Democrats have a slight edge over voter registrations in the district with 153,803 Democratic voters to 150,788 Republican voters, as per NJ Board of Elections. Unaffiliated  voters top both parties with 214,243. Registration numbers are a good indication for telling which party has an edge when it comes to identification, not when it comes to voting.  Not everyone votes in the same party that they identify with and not everyone who is registered actually turns out to vote.

The fifth district is a classic rural-suburban divide in the political atmosphere in America where Republicans have a strong edge in the rural part of the district, and Democrats edge out in the populous part of the county.

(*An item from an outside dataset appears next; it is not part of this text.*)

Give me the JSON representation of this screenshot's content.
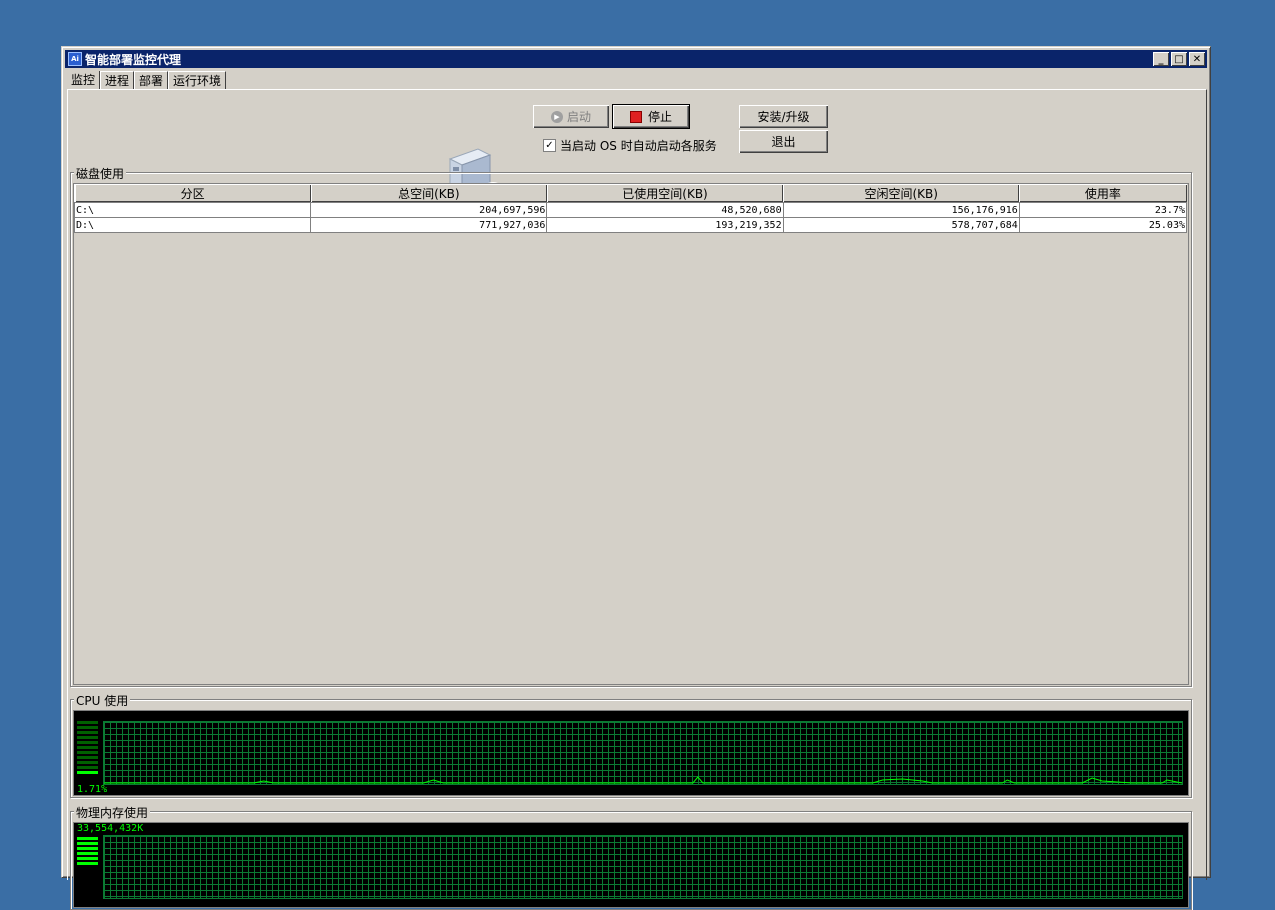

For either Gottheimer or McCann to win,  they must make sure their bases turn out strong in the respective county where they are likely to win. Despite the district leaning towards the Republicans in terms of the Republican to Democrat ratio (NJ-5 is 3.7 more Republican than the nation, as reported by FiveThirtyEight), either candidate in this district has a chance.

While all of the political experts rate this seat as likely or safely Democratic, there are factors which remain to be seen that could tilt the race over to McCann’s hand in Nov. Are the people who voted for Gottheimer in 2016 likely to vote a different way or stay home on Nov. 6? Have disaffected Republicans returned to their base in a highly polarized climate? What will the turnout be on both sides? These questions are tough to answer which makes it harder to accurately predict races like NJ-5.

Another factor that goes along with turnout is straight ticket voting. This is when a voter votes for one party down the ballot. It has become more common to see in recent years, but it is not guaranteed to happen. A voter, who asked to remain anonymous, from Franklin Lakes, New Jersey already voted through the mail-in-ballot process. He was not shy in announcing his choice.

“I supported Hugin, Republicans all the way,” he said (Hugin is the Republican nominee for Senator).

Another voter, Jennifer Kaplinger from Hillsdale, New Jersey is very passionate about the election process.

“I’ve been very aware… I’ve always voted,” Kaplinger said, “I’m voting straight Democratic, I’m doing Gottheimer.”

John from Saddle River, who did not reveal his last name, has heard of both Gottheimer and McCann, but remains undecided.

Straight ticket voting works depending on turnout of the electorate. Increase of Republican turnout would benefit their chances of winning back the seat while an increase of Democratic turnout would better their chances of keeping the seat this midterm. Basically, NJ-5 depends on the turnout of the voters.